Hey, does anyone know how to send a datagram packet to the broadcast address on OSXb? The following code runs fine on Solaris, Linux, Windows, and OS 9, but results in a "java.io.IOException: Permission denied" error under OSX.

Thanks,
-Mike
--------

import java.net.*;
import java.io.*;

public class socktest
{
public static void main(String args[])
{
DatagramSocket socket;
DatagramPacket packet;
byte[] data={1,2,3,4};
try {
socket = new DatagramSocket();
packet = new DatagramPacket(data,data.length,InetAddress.getByN ame("255.255.255.255"),8300);
socket.send(packet);
}
catch (IOException e)
{
System.out.println("Error: " + e);
}
}
}

Weird, this isn't just a java bug. I tried the same thing with perl and got a similar error. I am trying to do a udp broadcast for server discovery. Any ideas?
-Mike

---------
[mentally:/Users/mcomb] root# cat test2.pl
#!/usr/bin/perl
use Socket;
$MSG="1,2,3,4";
$HOSTNAME="255.255.255.255";
$PORTNO=8300;
socket(SOCKET, PF_INET, SOCK_DGRAM, getprotobyname("udp")) or die "socket: $!";
$ipaddr = inet_aton($HOSTNAME);
$portaddr = sockaddr_in($PORTNO, $ipaddr);
send(SOCKET, $MSG, 0, $portaddr) == length($MSG) or die "cannot send to $HOSTNAME($PORTNO): $!";

[mentally:/Users/mcomb] root# perl test2.pl
cannot send to 255.255.255.255(8300): Permission denied at test2.pl line 9.


[This message has been edited by mcomb (edited 10-06-2000).]

Well, apparently this is a know bug with the JVM. Not sure why it did not work from perl though.

-Mike

[Neibaf]

If you want send a broadcast packet

just do : socket.setBroadcast(true);

In Perl I don't know how ou can do

[david42]

You have to understand the following:

Broadcast is not Multicast.

Broadcast:

A broadcast is also on the ethernet a broadcast,
that means, the ethernet datagram has not a MAC address,
but a broadcast address.

Well, who cares? We do.
Because: The NIC forewards the datadram as packet to the TCP/IP layer,
(and there to the designated port... the process owning the port gets
the datagram)

So, nothing to join, no group no ip, just listen to a port.

Multicast:
Ok, this is on the TCP/IP layer alone.
A client has to JOIN a group (The group ranges from 224.0.0.0 to 239.255.255.255).
Here you do tell the router to foreward all packets sent to the group (and port).
So, this is absolutely diffrent to broadcast, but one single code line to add.
(exact would be to, as you have to leave the group)
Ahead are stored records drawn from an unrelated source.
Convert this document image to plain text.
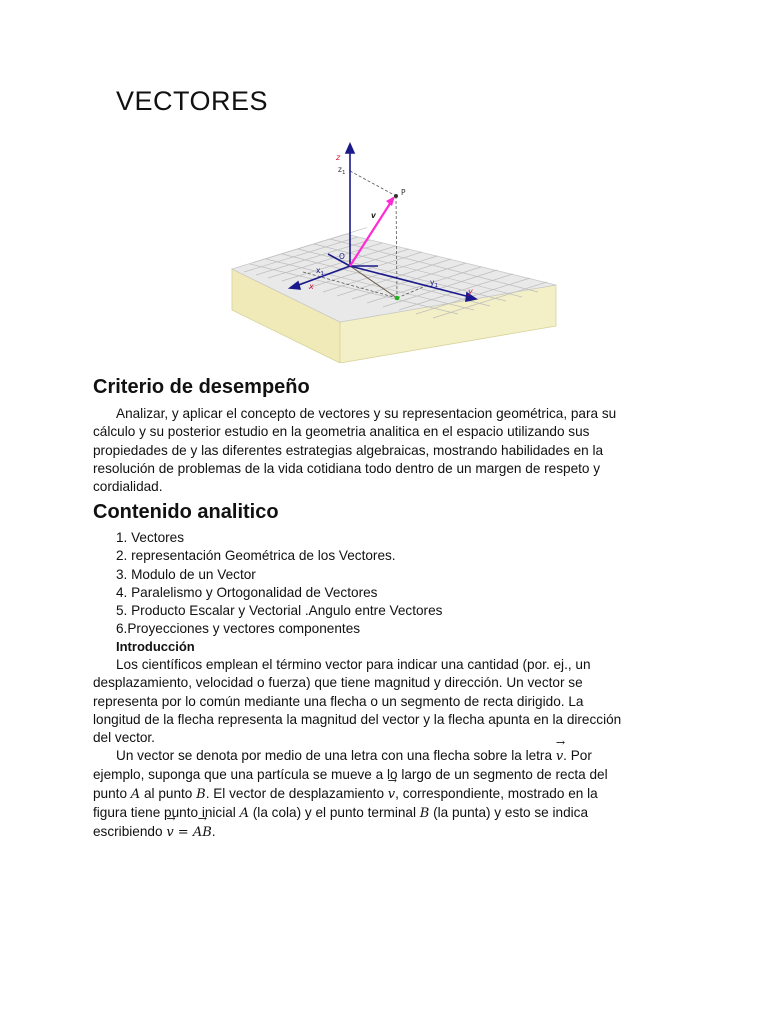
VECTORES
z
$z_1$
P
v
O
$x_1$
x	$y_1$
y
Criterio de desempeño
Analizar, y aplicar el concepto de vectores y su representacion geométrica, para su
cálculo y su posterior estudio en la geometria analitica en el espacio utilizando sus
propiedades de y las diferentes estrategias algebraicas, mostrando habilidades en la
resolución de problemas de la vida cotidiana todo dentro de un margen de respeto y
cordialidad.
Contenido analitico
1. Vectores
2. representación Geométrica de los Vectores.
3. Modulo de un Vector
4. Paralelismo y Ortogonalidad de Vectores
5. Producto Escalar y Vectorial .Angulo entre Vectores
6.Proyecciones y vectores componentes
Introducción
Los científicos emplean el término vector para indicar una cantidad (por. ej., un
desplazamiento, velocidad o fuerza) que tiene magnitud y dirección. Un vector se
representa por lo común mediante una flecha o un segmento de recta dirigido. La
longitud de la flecha representa la magnitud del vector y la flecha apunta en la dirección
del vector.
Un vector se denota por medio de una letra con una flecha sobre la letra v →. Por
ejemplo, suponga que una partícula se mueve a lo largo de un segmento de recta del
punto A al punto B. El vector de desplazamiento v →, correspondiente, mostrado en la
figura tiene punto inicial A (la cola) y el punto terminal B (la punta) y esto se indica
escribiendo v → = AB →.
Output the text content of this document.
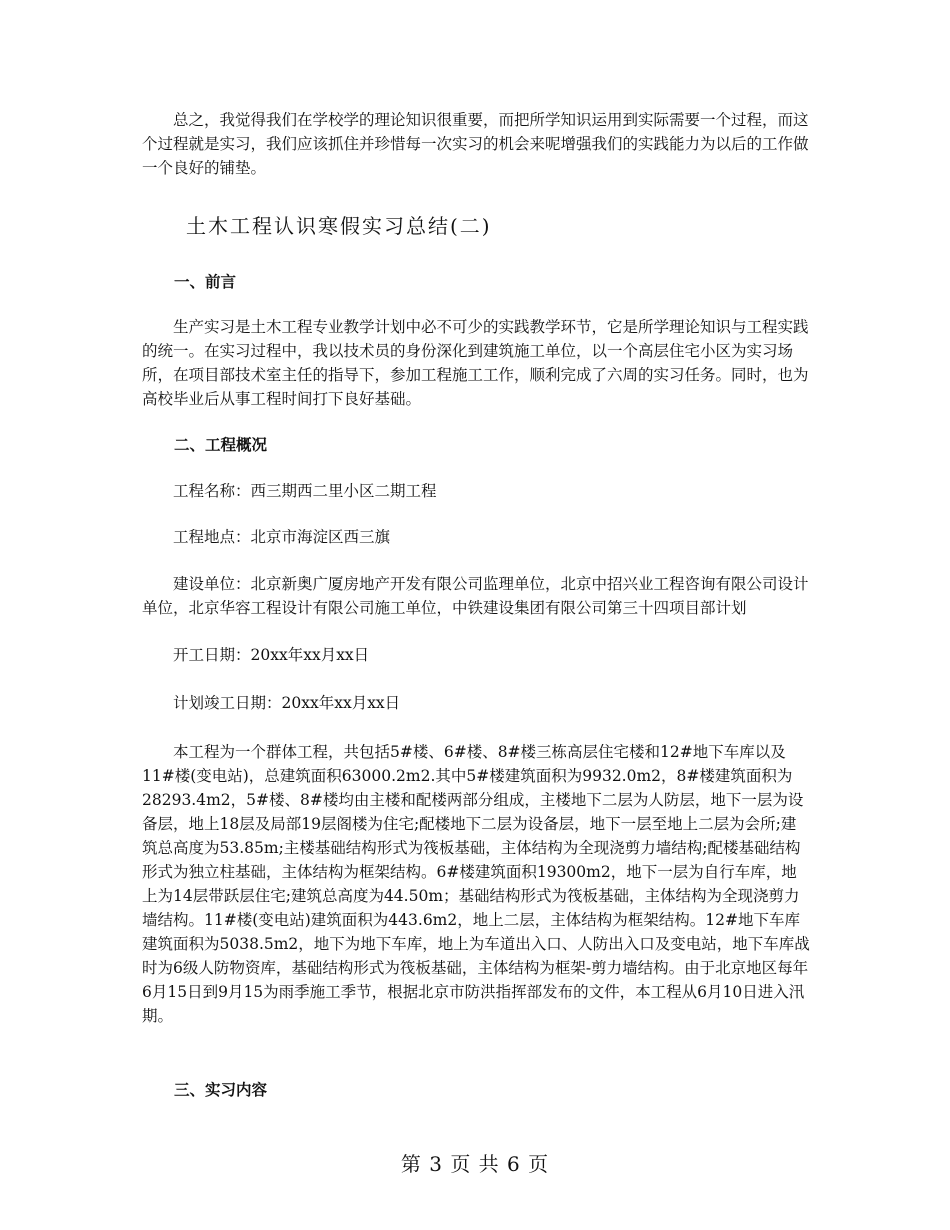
总之，我觉得我们在学校学的理论知识很重要，而把所学知识运用到实际需要一个过程，而这个过程就是实习，我们应该抓住并珍惜每一次实习的机会来呢增强我们的实践能力为以后的工作做一个良好的铺垫。

土木工程认识寒假实习总结(二)

一、前言

生产实习是土木工程专业教学计划中必不可少的实践教学环节，它是所学理论知识与工程实践的统一。在实习过程中，我以技术员的身份深化到建筑施工单位，以一个高层住宅小区为实习场所，在项目部技术室主任的指导下，参加工程施工工作，顺利完成了六周的实习任务。同时，也为高校毕业后从事工程时间打下良好基础。

二、工程概况

工程名称：西三期西二里小区二期工程

工程地点：北京市海淀区西三旗

建设单位：北京新奥广厦房地产开发有限公司监理单位，北京中招兴业工程咨询有限公司设计单位，北京华容工程设计有限公司施工单位，中铁建设集团有限公司第三十四项目部计划

开工日期：20xx年xx月xx日

计划竣工日期：20xx年xx月xx日

本工程为一个群体工程，共包括5#楼、6#楼、8#楼三栋高层住宅楼和12#地下车库以及11#楼(变电站)，总建筑面积63000.2m2.其中5#楼建筑面积为9932.0m2，8#楼建筑面积为28293.4m2，5#楼、8#楼均由主楼和配楼两部分组成，主楼地下二层为人防层，地下一层为设备层，地上18层及局部19层阁楼为住宅;配楼地下二层为设备层，地下一层至地上二层为会所;建筑总高度为53.85m;主楼基础结构形式为筏板基础，主体结构为全现浇剪力墙结构;配楼基础结构形式为独立柱基础，主体结构为框架结构。6#楼建筑面积19300m2，地下一层为自行车库，地上为14层带跃层住宅;建筑总高度为44.50m；基础结构形式为筏板基础，主体结构为全现浇剪力墙结构。11#楼(变电站)建筑面积为443.6m2，地上二层，主体结构为框架结构。12#地下车库建筑面积为5038.5m2，地下为地下车库，地上为车道出入口、人防出入口及变电站，地下车库战时为6级人防物资库，基础结构形式为筏板基础，主体结构为框架-剪力墙结构。由于北京地区每年6月15日到9月15为雨季施工季节，根据北京市防洪指挥部发布的文件，本工程从6月10日进入汛期。

三、实习内容

第 3 页 共 6 页
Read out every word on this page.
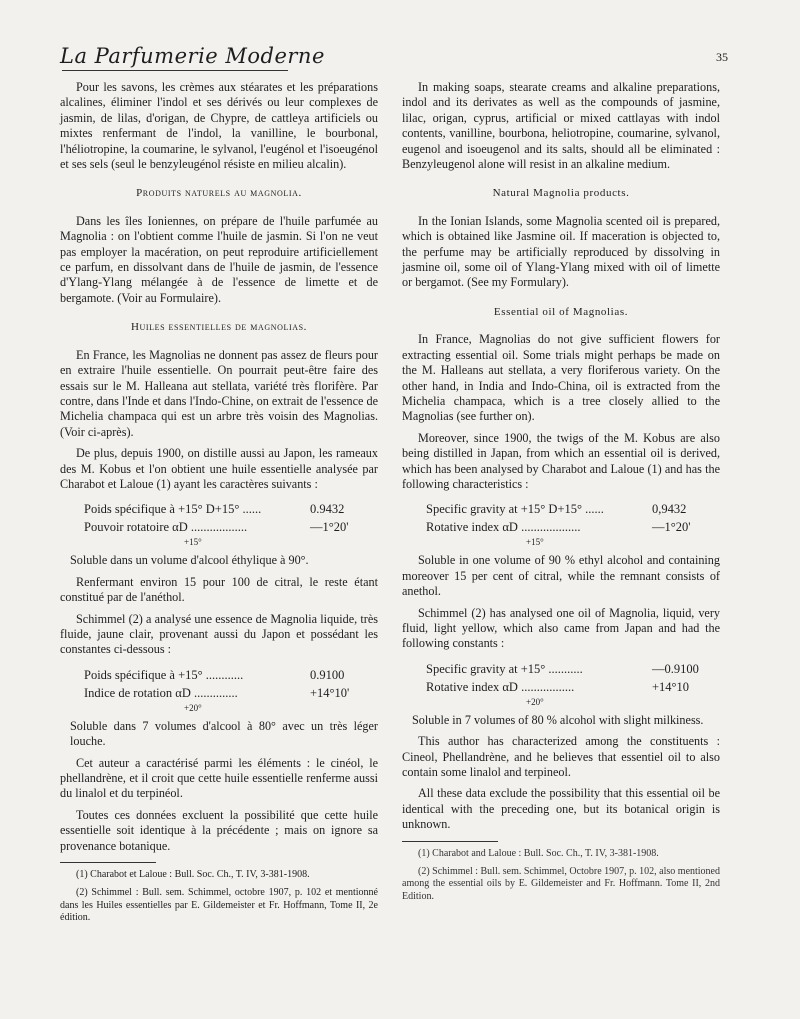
La Parfumerie Moderne	35

Pour les savons, les crèmes aux stéarates et les préparations alcalines, éliminer l'indol et ses dérivés ou leur complexes de jasmin, de lilas, d'origan, de Chypre, de cattleya artificiels ou mixtes renfermant de l'indol, la vanilline, le bourbonal, l'héliotropine, la coumarine, le sylvanol, l'eugénol et l'isoeugénol et ses sels (seul le benzyleugénol résiste en milieu alcalin).

Produits naturels au magnolia.

Dans les îles Ioniennes, on prépare de l'huile parfumée au Magnolia : on l'obtient comme l'huile de jasmin. Si l'on ne veut pas employer la macération, on peut reproduire artificiellement ce parfum, en dissolvant dans de l'huile de jasmin, de l'essence d'Ylang-Ylang mélangée à de l'essence de limette et de bergamote. (Voir au Formulaire).

Huiles essentielles de magnolias.

En France, les Magnolias ne donnent pas assez de fleurs pour en extraire l'huile essentielle. On pourrait peut-être faire des essais sur le M. Halleana aut stellata, variété très florifère. Par contre, dans l'Inde et dans l'Indo-Chine, on extrait de l'essence de Michelia champaca qui est un arbre très voisin des Magnolias. (Voir ci-après).

De plus, depuis 1900, on distille aussi au Japon, les rameaux des M. Kobus et l'on obtient une huile essentielle analysée par Charabot et Laloue (1) ayant les caractères suivants :

Poids spécifique à +15° D+15° ......	0.9432
Pouvoir rotatoire αD ..................	—1°20'
+15°

Soluble dans un volume d'alcool éthylique à 90°.

Renfermant environ 15 pour 100 de citral, le reste étant constitué par de l'anéthol.

Schimmel (2) a analysé une essence de Magnolia liquide, très fluide, jaune clair, provenant aussi du Japon et possédant les constantes ci-dessous :

Poids spécifique à +15° ............	0.9100
Indice de rotation αD ..............	+14°10'
+20°

Soluble dans 7 volumes d'alcool à 80° avec un très léger louche.

Cet auteur a caractérisé parmi les éléments : le cinéol, le phellandrène, et il croit que cette huile essentielle renferme aussi du linalol et du terpinéol.

Toutes ces données excluent la possibilité que cette huile essentielle soit identique à la précédente ; mais on ignore sa provenance botanique.

(1) Charabot et Laloue : Bull. Soc. Ch., T. IV, 3-381-1908.

(2) Schimmel : Bull. sem. Schimmel, octobre 1907, p. 102 et mentionné dans les Huiles essentielles par E. Gildemeister et Fr. Hoffmann, Tome II, 2e édition.

In making soaps, stearate creams and alkaline preparations, indol and its derivates as well as the compounds of jasmine, lilac, origan, cyprus, artificial or mixed cattlayas with indol contents, vanilline, bourbona, heliotropine, coumarine, sylvanol, eugenol and isoeugenol and its salts, should all be eliminated : Benzyleugenol alone will resist in an alkaline medium.

Natural Magnolia products.

In the Ionian Islands, some Magnolia scented oil is prepared, which is obtained like Jasmine oil. If maceration is objected to, the perfume may be artificially reproduced by dissolving in jasmine oil, some oil of Ylang-Ylang mixed with oil of limette or bergamot. (See my Formulary).

Essential oil of Magnolias.

In France, Magnolias do not give sufficient flowers for extracting essential oil. Some trials might perhaps be made on the M. Halleans aut stellata, a very floriferous variety. On the other hand, in India and Indo-China, oil is extracted from the Michelia champaca, which is a tree closely allied to the Magnolias (see further on).

Moreover, since 1900, the twigs of the M. Kobus are also being distilled in Japan, from which an essential oil is derived, which has been analysed by Charabot and Laloue (1) and has the following characteristics :

Specific gravity at +15° D+15° ......	0,9432
Rotative index αD ...................	—1°20'
+15°

Soluble in one volume of 90 % ethyl alcohol and containing moreover 15 per cent of citral, while the remnant consists of anethol.

Schimmel (2) has analysed one oil of Magnolia, liquid, very fluid, light yellow, which also came from Japan and had the following constants :

Specific gravity at +15° ...........	—0.9100
Rotative index αD .................	+14°10
+20°

Soluble in 7 volumes of 80 % alcohol with slight milkiness.

This author has characterized among the constituents : Cineol, Phellandrène, and he believes that essentiel oil to also contain some linalol and terpineol.

All these data exclude the possibility that this essential oil be identical with the preceding one, but its botanical origin is unknown.

(1) Charabot and Laloue : Bull. Soc. Ch., T. IV, 3-381-1908.

(2) Schimmel : Bull. sem. Schimmel, Octobre 1907, p. 102, also mentioned among the essential oils by E. Gildemeister and Fr. Hoffmann. Tome II, 2nd Edition.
The following code is a client, listening... of course has to be surrounded with try, catch etc.


//----------------CLIENT
int port = 44444;


MulticastSocket socket = new MulticastSocket(port);

InetAddress group = InetAddress.getByName(grp);
// if it is a multicast group, we do have to join the group
// (so that the router will send the muticast packets.
if (group.isMulticastAddress())
{
System.out.println("Group is an Multicast group, therefore joining group...");
socket.joinGroup(group);
}
else
{
System.out.println("Group is not a broadcast group, therefore ignoring group IP, just listening on port "+port+" for any datagram!");
socket.setBroadcast(true);
}
//

DatagramPacket packet;
byte[] buf = new byte[256];
packet = new DatagramPacket(buf, buf.length);
socket.receive(packet);
.
.
.

///at the end, you may add, or care previosly to remember this is a multicast join:

try{
socket.leaveGroup(group);
}
catch(Exception ex)
{
// dont care....
}
socket.close();


//--- The server is simplier:

int port = 44444;
socket = new DatagramSocket(this.iPortBroadcast);
while (socket.isBound())
{
try
{
ByteArrayOutputStream bout = new ByteArrayOutputStream();
bout.add(.......... // here you do have to something
InetAddress ipGroup = InetAddress.getByName("255.255.255.255");
DatagramPacket packet = new DatagramPacket(bout.toByteArray(), bout.size(), ipGroup, this.iPortBroadcast);
socket.send(packet);
}....